Dès que la décision de la juge Yulia Smolina a été connue, Roskomnadzor, le régulateur russe des communications, a annoncé que la décision serait appliquée à partir du lundi 16 avril. L’audience s’est déroulée sans la présence physique des représentants de Telegram, qui avaient qualifié la procédure de “farce”. Selon l’avocat du service de messagerie accusé, Pavel Tchikov, la décision du tribunal montre “une fois de plus que la justice ne sert que les intérêts du pouvoir”.

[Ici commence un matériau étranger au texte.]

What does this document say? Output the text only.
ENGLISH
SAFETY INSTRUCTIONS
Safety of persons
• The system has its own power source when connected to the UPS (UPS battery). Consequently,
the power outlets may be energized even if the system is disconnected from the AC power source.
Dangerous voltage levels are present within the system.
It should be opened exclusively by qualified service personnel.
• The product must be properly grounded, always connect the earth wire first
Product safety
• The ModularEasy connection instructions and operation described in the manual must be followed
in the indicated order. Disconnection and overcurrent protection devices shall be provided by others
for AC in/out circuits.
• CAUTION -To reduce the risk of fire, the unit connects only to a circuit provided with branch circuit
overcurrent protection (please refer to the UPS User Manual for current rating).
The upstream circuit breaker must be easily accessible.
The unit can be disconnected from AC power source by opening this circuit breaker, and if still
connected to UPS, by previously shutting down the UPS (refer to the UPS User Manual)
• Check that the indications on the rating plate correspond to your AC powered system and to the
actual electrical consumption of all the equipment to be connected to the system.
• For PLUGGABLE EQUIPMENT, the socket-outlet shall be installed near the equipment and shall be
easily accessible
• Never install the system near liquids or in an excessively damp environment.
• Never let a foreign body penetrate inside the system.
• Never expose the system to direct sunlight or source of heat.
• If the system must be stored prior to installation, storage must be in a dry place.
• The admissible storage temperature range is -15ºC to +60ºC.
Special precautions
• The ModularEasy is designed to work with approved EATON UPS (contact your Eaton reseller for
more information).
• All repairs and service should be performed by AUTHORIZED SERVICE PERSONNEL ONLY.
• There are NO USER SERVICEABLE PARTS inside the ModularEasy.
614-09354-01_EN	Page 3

Amnesty International, quant à elle, a critiqué “la nouvelle attaque du gouvernement russe contre la liberté d’expression sur Internet”. Le réseau social LinkednIn reste également bloqué en Russie depuis 2016 en raison du refus des responsables du stockage des données en Russie.  

Les créateurs de Telegram, qui ne résident plus en Russie depuis 2014 en raison de la pression exercée par les forces de sécurité sur l’utilisation par des groupes d’opposition d’un autre des réseaux sociaux qu’ils ont créés – VKontakte, une sorte de Facebook très populaire en Russie et dans les anciens pays soviétiques – se préparent à combattre l’interdiction russe, et pas seulement devant les tribunaux. Sur sa chaîne Telegram, Pavel Durov a écrit : “La confidentialité n’est pas à vendre, et les droits de l’homme ne doivent pas être menacés par la peur ou la cupidité”.

M. Durov a demandé de ne pas désinstaller l’application, car sa société a l’intention de mettre au point des méthodes permettant de contourner le veto du tribunal sans nécessiter l’intervention de l’utilisateur. “Nous allons recourir à des méthodes intégrées qui ne nécessitent aucune action de la part des clients pour contourner les blocages”, a expliqué le créateur de Telegram.   

Réaction du Kremlin

Le porte-parole du Kremlin, Dmitry Peskov, a souligné qu’il ne s’agissait en aucun cas d’une opération contre Telegram. “Il existe des dispositions législatives qui exigent de fournir un certain nombre de détails ; malheureusement, aucun consensus n’a été trouvé”, a-t-il justifié.

Le gouvernement russe, comme ceux d’autres pays, fait valoir que la confidentialité de Telegram permet aux groupes extrémistes d’échanger des informations sans possibilité d’être surveillés par les forces de sécurité, ce qui leur donne un grand avantage. Cependant, Telegram est l’un des moyens de communication préférés de l’opposition russe, en particulier du blogueur Aleksei Navalny et de ses partisans, notamment lors des récentes manifestations massives et non autorisées contre la corruption.